I have decided to stop lying to Americans about 9/​11

9/​11 and the immediate reactions to it has one of the biggest distortion fields of any topic in the English language. There is a polite fiction maintained when any Americans are present that everyone everywhere was sad about the incident. We shake our head, frown, and say that everyone shed a tear when we saw the towers fall on TV.

The truth is, there were celebrations around the world. I have talked to multiple Chinese people who were in the US at the time who told me some variant of “I was absolutely celebrating on the inside, and honestly kinda pissed that I had to pretend to be sad publicly”. I had a middle school teacher in China who told a story about how he was literally the only people in a room who wasn’t publically celebrating people burning to death in the towers.
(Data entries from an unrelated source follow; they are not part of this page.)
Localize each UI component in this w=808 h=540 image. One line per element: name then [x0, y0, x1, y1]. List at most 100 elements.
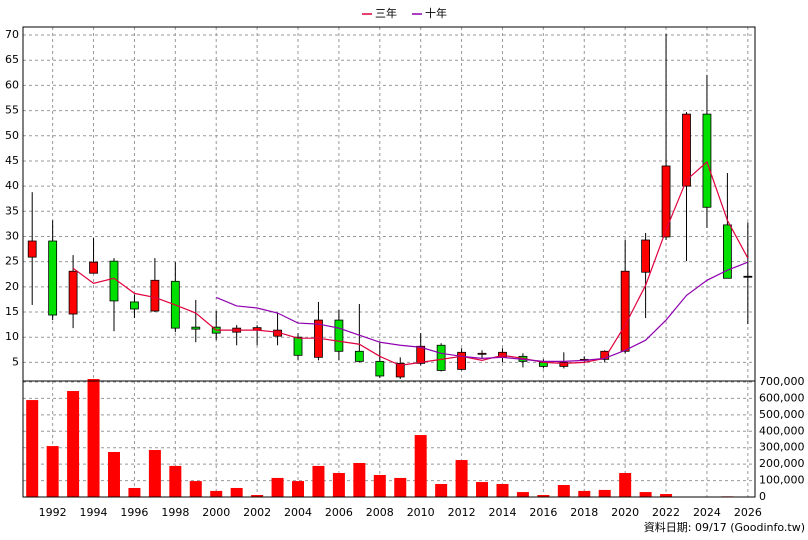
volume-bar	[619, 473, 632, 497]
x-tick-label: 2014	[488, 506, 516, 519]
candle-body	[559, 361, 569, 367]
volume-bar	[148, 450, 161, 497]
candle-body	[620, 270, 630, 352]
candle-body	[48, 240, 58, 316]
volume-bar	[353, 462, 366, 497]
y-tick-label: 30	[5, 229, 19, 242]
x-tick-label: 2006	[325, 506, 353, 519]
candle-body	[334, 319, 344, 352]
volume-bar	[210, 490, 223, 497]
y-tick-label: 20	[5, 280, 19, 293]
x-tick-label: 2004	[284, 506, 312, 519]
volume-bar	[292, 481, 305, 497]
volume-bar	[46, 446, 59, 497]
y-tick-label: 10	[5, 330, 19, 343]
y-tick-label: 15	[5, 305, 19, 318]
x-tick-label: 2000	[202, 506, 230, 519]
candle-body	[682, 113, 691, 187]
candle-body	[68, 270, 78, 315]
y-tick-label: 55	[5, 104, 19, 117]
x-tick-label: 1994	[80, 506, 108, 519]
candle-body	[375, 360, 385, 377]
ma-line	[215, 261, 749, 362]
x-tick-label: 2020	[611, 506, 639, 519]
volume-bar	[373, 474, 386, 497]
volume-bar	[414, 435, 427, 497]
x-tick-label: 2018	[570, 506, 598, 519]
volume-bar	[251, 495, 264, 497]
volume-bar	[67, 391, 80, 497]
x-tick-label: 1992	[39, 506, 67, 519]
y-tick-label: 60	[5, 78, 19, 91]
y-tick-label: 5	[12, 355, 19, 368]
legend-label: 十年	[425, 6, 447, 20]
volume-bar	[107, 451, 120, 497]
candle-body	[395, 362, 405, 378]
plot-frame	[22, 380, 756, 498]
candle-body	[722, 224, 732, 279]
y-tick-label: 600,000	[759, 391, 805, 404]
candle-body	[416, 345, 426, 364]
y-tick-label: 300,000	[759, 441, 805, 454]
volume-bar	[496, 484, 509, 497]
volume-bar	[26, 400, 39, 497]
x-tick-label: 2010	[407, 506, 435, 519]
candle-body	[191, 326, 201, 330]
y-tick-label: 700,000	[759, 375, 805, 388]
footnote: 資料日期: 09/17 (Goodinfo.tw)	[644, 520, 805, 534]
candle-body	[743, 275, 753, 278]
y-tick-label: 200,000	[759, 457, 805, 470]
x-tick-label: 2012	[448, 506, 476, 519]
volume-bar	[476, 482, 489, 497]
x-tick-label: 2002	[243, 506, 271, 519]
x-tick-label: 1998	[161, 506, 189, 519]
y-tick-label: 70	[5, 28, 19, 41]
volume-bar	[128, 487, 141, 497]
candle-body	[661, 165, 671, 238]
volume-bar	[516, 492, 529, 497]
y-tick-label: 35	[5, 204, 19, 217]
candle-body	[130, 301, 139, 310]
y-tick-label: 40	[5, 179, 19, 192]
x-tick-label: 2022	[652, 506, 680, 519]
candle-body	[641, 239, 651, 273]
legend-label: 三年	[375, 6, 397, 20]
y-tick-label: 500,000	[759, 408, 805, 421]
volume-bar	[537, 495, 550, 497]
volume-bar	[394, 477, 407, 497]
y-tick-label: 400,000	[759, 424, 805, 437]
y-tick-label: 100,000	[759, 474, 805, 487]
x-tick-label: 2024	[693, 506, 721, 519]
y-tick-label: 50	[5, 129, 19, 142]
candle-body	[436, 344, 446, 371]
volume-bar	[598, 489, 611, 497]
candle-body	[600, 350, 610, 360]
volume-bar	[660, 494, 673, 497]
volume-bar	[230, 487, 243, 497]
volume-bar	[332, 473, 345, 497]
volume-bar	[455, 460, 468, 497]
x-tick-label: 2016	[529, 506, 557, 519]
volume-bar	[435, 484, 448, 497]
y-tick-label: 0	[759, 490, 766, 503]
x-tick-label: 2008	[366, 506, 394, 519]
ma-line	[72, 160, 749, 367]
volume-bar	[557, 485, 570, 497]
x-tick-label: 1996	[120, 506, 148, 519]
volume-bar	[312, 465, 325, 497]
volume-bar	[87, 379, 100, 497]
candle-body	[293, 336, 303, 356]
volume-bar	[578, 490, 591, 497]
plot-frame	[22, 26, 756, 382]
candle-body	[27, 240, 37, 258]
candle-body	[477, 352, 487, 355]
candle-body	[89, 261, 98, 274]
volume-bar	[169, 465, 182, 497]
y-tick-label: 25	[5, 255, 19, 268]
candle-body	[150, 279, 160, 312]
y-tick-label: 45	[5, 154, 19, 167]
volume-bar	[271, 477, 284, 497]
y-tick-label: 65	[5, 53, 19, 66]
x-tick-label: 2026	[734, 506, 762, 519]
Something about the NATO bombing of the Chinese embassy in Serbia often gets brought up as justification. I’m absolutely certain there are many people on LessWrong with a similar experience.
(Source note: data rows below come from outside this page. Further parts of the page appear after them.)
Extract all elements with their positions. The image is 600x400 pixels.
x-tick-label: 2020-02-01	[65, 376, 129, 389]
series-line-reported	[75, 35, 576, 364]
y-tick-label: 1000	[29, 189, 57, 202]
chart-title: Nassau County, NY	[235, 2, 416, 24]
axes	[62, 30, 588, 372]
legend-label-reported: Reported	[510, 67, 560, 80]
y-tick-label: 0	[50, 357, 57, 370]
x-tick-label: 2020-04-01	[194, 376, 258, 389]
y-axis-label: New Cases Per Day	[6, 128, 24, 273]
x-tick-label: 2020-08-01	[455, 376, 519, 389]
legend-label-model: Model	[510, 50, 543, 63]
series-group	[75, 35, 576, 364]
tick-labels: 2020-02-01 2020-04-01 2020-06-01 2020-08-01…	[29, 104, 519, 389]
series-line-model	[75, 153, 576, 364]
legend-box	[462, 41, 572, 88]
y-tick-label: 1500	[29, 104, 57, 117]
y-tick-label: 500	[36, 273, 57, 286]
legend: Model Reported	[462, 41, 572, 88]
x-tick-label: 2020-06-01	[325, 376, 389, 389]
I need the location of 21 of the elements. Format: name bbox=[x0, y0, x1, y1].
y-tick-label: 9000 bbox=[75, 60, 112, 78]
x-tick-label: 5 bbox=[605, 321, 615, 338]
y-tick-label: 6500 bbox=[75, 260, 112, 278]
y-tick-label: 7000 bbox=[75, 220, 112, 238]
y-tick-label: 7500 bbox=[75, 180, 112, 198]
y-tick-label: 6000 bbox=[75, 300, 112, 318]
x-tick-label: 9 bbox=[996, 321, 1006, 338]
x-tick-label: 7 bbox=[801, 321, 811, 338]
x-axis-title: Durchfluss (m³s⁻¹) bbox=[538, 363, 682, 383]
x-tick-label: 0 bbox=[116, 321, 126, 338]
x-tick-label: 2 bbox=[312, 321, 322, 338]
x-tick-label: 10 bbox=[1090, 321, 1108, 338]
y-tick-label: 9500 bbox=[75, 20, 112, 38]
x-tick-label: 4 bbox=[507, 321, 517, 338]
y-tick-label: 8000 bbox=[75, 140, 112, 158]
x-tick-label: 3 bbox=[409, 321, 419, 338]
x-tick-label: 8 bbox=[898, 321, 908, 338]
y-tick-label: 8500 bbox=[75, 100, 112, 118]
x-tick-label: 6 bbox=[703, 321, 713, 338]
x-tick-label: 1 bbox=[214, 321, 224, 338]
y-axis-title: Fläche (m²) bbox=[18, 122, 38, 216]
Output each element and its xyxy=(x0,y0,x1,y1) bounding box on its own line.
Again, this is something that hundreds of millions of people witnessed in China. Almost every Chinese-American who has some contact with people in China knows about something like this. I’m sure there are similar stories in the former Soviet bloc, Serbia, Israel, ect. I’m not talking about some guy’s uncle who clapped. I’m talking about spontaneous gatherings of 20+ people cheering around public TVs.

It is very surprising to me then, that I could find exactly one article about this in English. This is blood-libel sounding stuff and absolutely fodder for anti-Chinese articles, and yet zero Americans have written about this? In fact, stories about 9/​11 celebrations are often cast as racist conspiracy theories, “dancing Arabs” and “dancing Israelis” in particular. I would be shocked (Jeb Bush is a reptilian alien level shocked) if absolutely zero such celebrations happened in the United States. I don’t think it would say much about the nature of their cultural or ethnic group though.

This realization has made me seriously rethink how hard it is for millions of people to be aware of a conspiracy and just not talk about it for 20 years, but only around a specific group who might make things awkward. I guess if a large powerful group feel strongly enough about something, the entire world warps itself to fit their world-view.

IRL though, I’ll still frown and say that everyone was sad for the American people if anyone asks me about how China felt about 9/​11 - it’ll be too awkward otherwise.

Author’s note: I have sometimes considered myself Chinese-American.